Listening is a funny skill. For many leaders, it is a non-skill.
However, what could be a more fundamental skill for hiring talented teams, leading people, or closing the next big sale?
And what skill is more important in getting hired for your dream job and achieving career success?
Beginning during my Ph.D. training as a psychologist, and over the subsequent two decades as an and leadership advisor, I observe that there are 5 degrees of listening skills.
Here they are from worst to best:
1. The worst way to listen is to not listen. To just talk. It’s really hard to listen when you are the one making all of the sounds in the room. Don’t be the one doing all the talking.
2. The second worst way to listen is simply to not talk. Your future boss may think that you are not smart enough to keep up, or you don’t really care, if you just sit there and don’t talk. Not talking is not the same thing as actively listening.
3. Nod and say “mmm hmm.” Oh good, at least there is a pulse in you. But just nodding and making moaning noises is not super insightful and does not build rapport as well as the next two levels of listening.

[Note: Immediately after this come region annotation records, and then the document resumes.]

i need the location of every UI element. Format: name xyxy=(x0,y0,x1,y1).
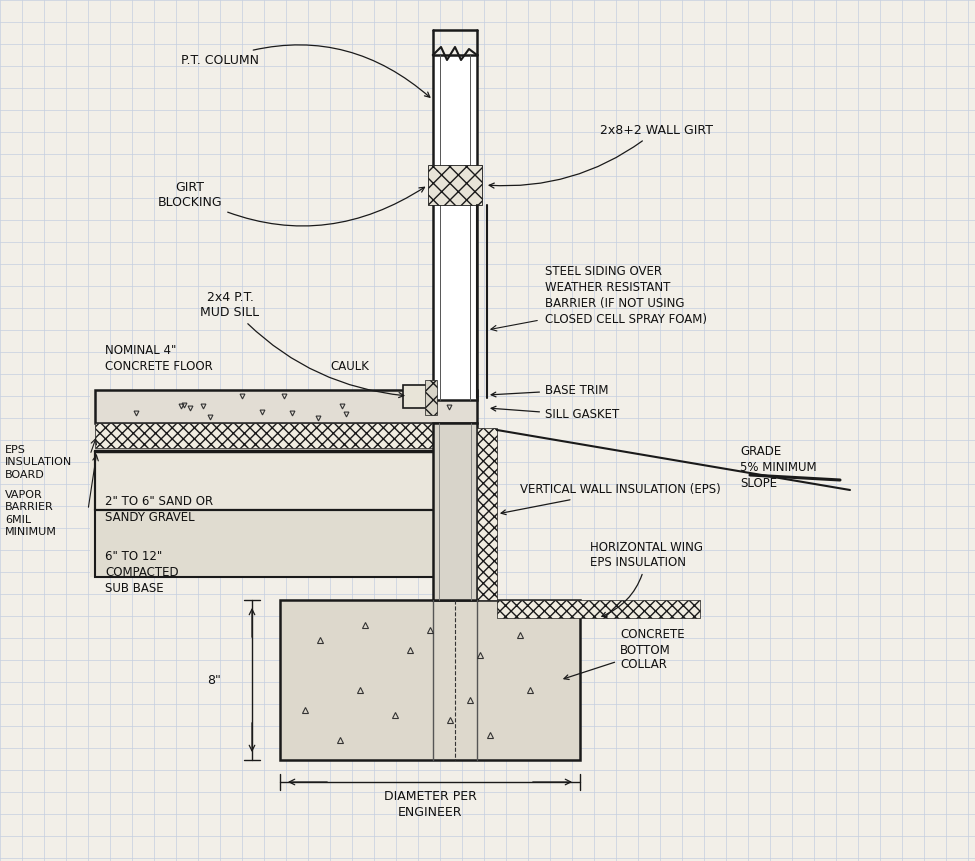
Bar xyxy=(90,390,443,577)
Text: GRADE
5% MINIMUM
SLOPE: GRADE 5% MINIMUM SLOPE xyxy=(740,445,817,490)
Text: 8": 8" xyxy=(207,673,221,686)
Bar xyxy=(433,423,477,600)
Text: DIAMETER PER
ENGINEER: DIAMETER PER ENGINEER xyxy=(383,790,477,819)
Bar xyxy=(433,55,477,400)
Bar xyxy=(95,510,438,577)
Bar xyxy=(95,423,433,448)
Text: VERTICAL WALL INSULATION (EPS): VERTICAL WALL INSULATION (EPS) xyxy=(501,484,721,515)
Text: CAULK: CAULK xyxy=(330,360,369,373)
Text: 2x8+2 WALL GIRT: 2x8+2 WALL GIRT xyxy=(489,123,713,188)
Bar xyxy=(497,600,700,618)
Text: 6" TO 12"
COMPACTED
SUB BASE: 6" TO 12" COMPACTED SUB BASE xyxy=(105,550,178,595)
Text: SILL GASKET: SILL GASKET xyxy=(491,406,619,422)
Bar xyxy=(428,165,482,205)
Text: 2x4 P.T.
MUD SILL: 2x4 P.T. MUD SILL xyxy=(201,291,404,398)
Text: HORIZONTAL WING
EPS INSULATION: HORIZONTAL WING EPS INSULATION xyxy=(590,541,703,616)
Bar xyxy=(403,385,433,408)
Text: BASE TRIM: BASE TRIM xyxy=(491,383,608,397)
Text: GIRT
BLOCKING: GIRT BLOCKING xyxy=(158,181,424,226)
Bar xyxy=(280,600,580,760)
Text: STEEL SIDING OVER
WEATHER RESISTANT
BARRIER (IF NOT USING
CLOSED CELL SPRAY FOAM: STEEL SIDING OVER WEATHER RESISTANT BARR… xyxy=(545,265,707,326)
Text: 2" TO 6" SAND OR
SANDY GRAVEL: 2" TO 6" SAND OR SANDY GRAVEL xyxy=(105,495,214,524)
Bar xyxy=(477,428,497,600)
Text: VAPOR
BARRIER
6MIL
MINIMUM: VAPOR BARRIER 6MIL MINIMUM xyxy=(5,490,57,537)
Text: CONCRETE
BOTTOM
COLLAR: CONCRETE BOTTOM COLLAR xyxy=(564,629,684,679)
Bar xyxy=(425,380,437,415)
Bar xyxy=(95,451,438,510)
Text: NOMINAL 4"
CONCRETE FLOOR: NOMINAL 4" CONCRETE FLOOR xyxy=(105,344,213,373)
Text: P.T. COLUMN: P.T. COLUMN xyxy=(181,45,430,97)
Bar xyxy=(95,390,477,423)
Text: EPS
INSULATION
BOARD: EPS INSULATION BOARD xyxy=(5,445,72,480)
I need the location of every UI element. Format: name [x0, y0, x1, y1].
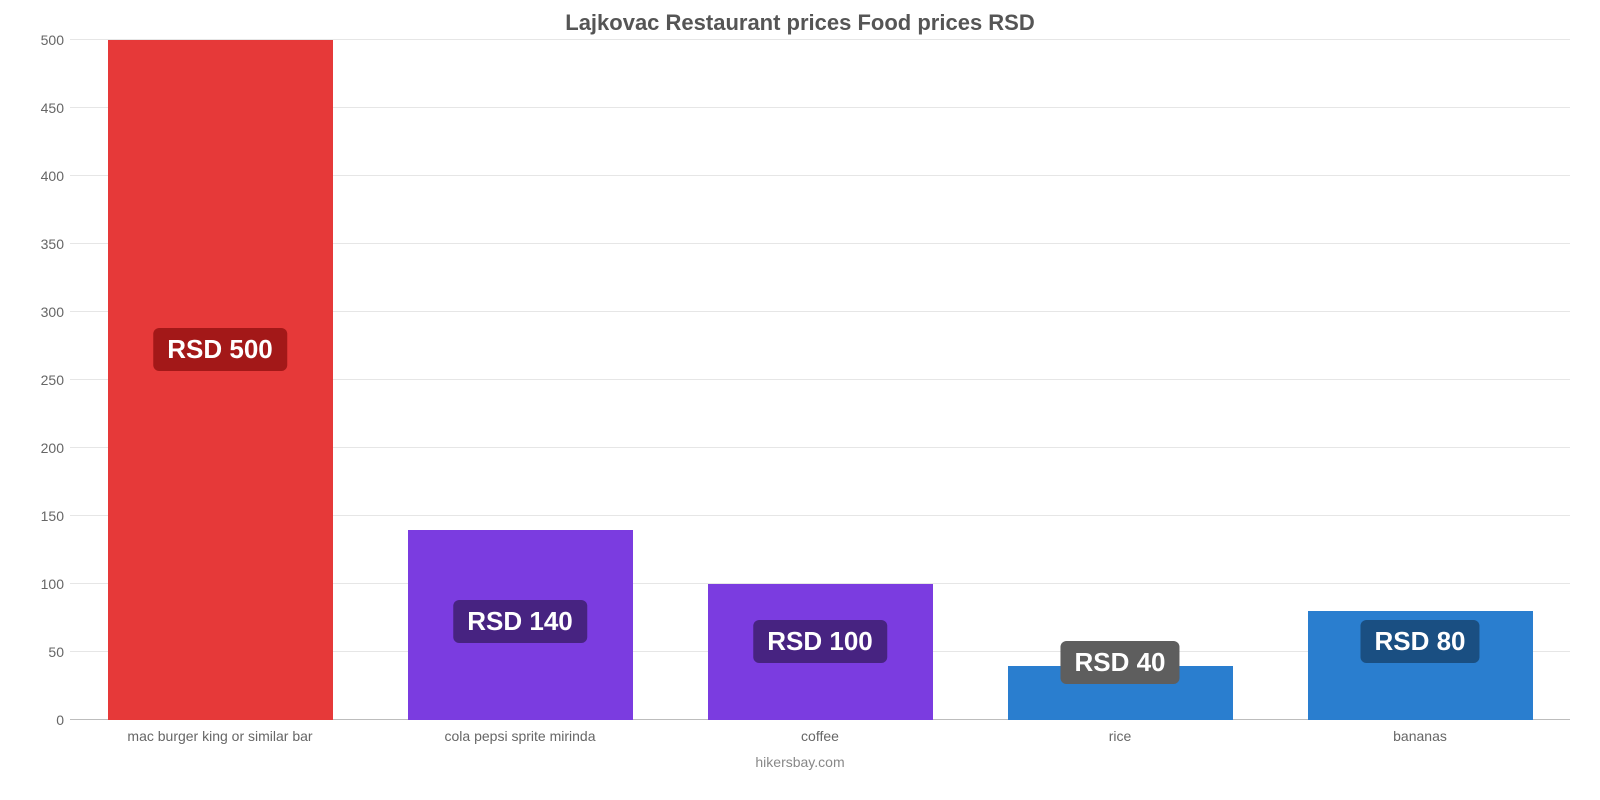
bar	[108, 40, 333, 720]
y-tick-label: 300	[4, 304, 64, 320]
chart-caption: hikersbay.com	[755, 754, 844, 770]
y-tick-label: 50	[4, 644, 64, 660]
value-label: RSD 140	[453, 600, 587, 643]
value-label: RSD 40	[1060, 641, 1179, 684]
x-tick-label: bananas	[1393, 728, 1447, 744]
x-tick-label: cola pepsi sprite mirinda	[445, 728, 596, 744]
y-tick-label: 200	[4, 440, 64, 456]
y-tick-label: 0	[4, 712, 64, 728]
x-tick-label: rice	[1109, 728, 1132, 744]
y-tick-label: 100	[4, 576, 64, 592]
value-label: RSD 80	[1360, 620, 1479, 663]
x-tick-label: coffee	[801, 728, 839, 744]
chart-title: Lajkovac Restaurant prices Food prices R…	[0, 0, 1600, 36]
x-tick-label: mac burger king or similar bar	[127, 728, 312, 744]
y-tick-label: 400	[4, 168, 64, 184]
y-tick-label: 500	[4, 32, 64, 48]
plot-area: RSD 500 RSD 140 RSD 100 RSD 40 RSD 80	[70, 40, 1570, 720]
y-tick-label: 450	[4, 100, 64, 116]
value-label: RSD 100	[753, 620, 887, 663]
value-label: RSD 500	[153, 328, 287, 371]
y-tick-label: 150	[4, 508, 64, 524]
y-tick-label: 350	[4, 236, 64, 252]
y-tick-label: 250	[4, 372, 64, 388]
price-bar-chart: Lajkovac Restaurant prices Food prices R…	[0, 0, 1600, 800]
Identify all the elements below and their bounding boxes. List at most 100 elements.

4. Reflect what you heard. Just say what they just said. If they said, “Our growth strategy is primarily through international expansion,” then a pure reflection would be to say, “So your growth strategy is international.” Your future boss will say, “Yep,” and will be only mildly impressed with you.
5. Reflect the “emotion behind the statement.” Imagine if your future boss just told you that the industry is changing extremely fast, and that the company has been struggling to change as fast as the industry is changing. She told you this with a frown on her face.
Degree 4 would be to say “The industry is changing fast. The company has to change fast.” This is child’s play compared to the Degree 5 listening where you reflect the emotion behind the statement.
Degree 5 listening would be something like, “It sounds like everything is changing so fast. It must be stressful keeping up.” Your future boss will say, “Yes, it is.” Then you add, “You need to count on your team, and know that they can keep up with the speed of change.” Your future boss will say, “Exactly.” Once you first hear the word “exactly,” the probability that you will receive a job offer is at least 80%. That is because your future boss feels that you understand him or her, that you care, and that you are the person to deliver them something good (like results), or to remove something bad (like stress). We are animals. We seek safety with others. We need to know whether someone is an ally or an enemy. Reflecting the emotion behind a statement can help leap-frog you right into “ally” mode with your future boss, and get you your dream job.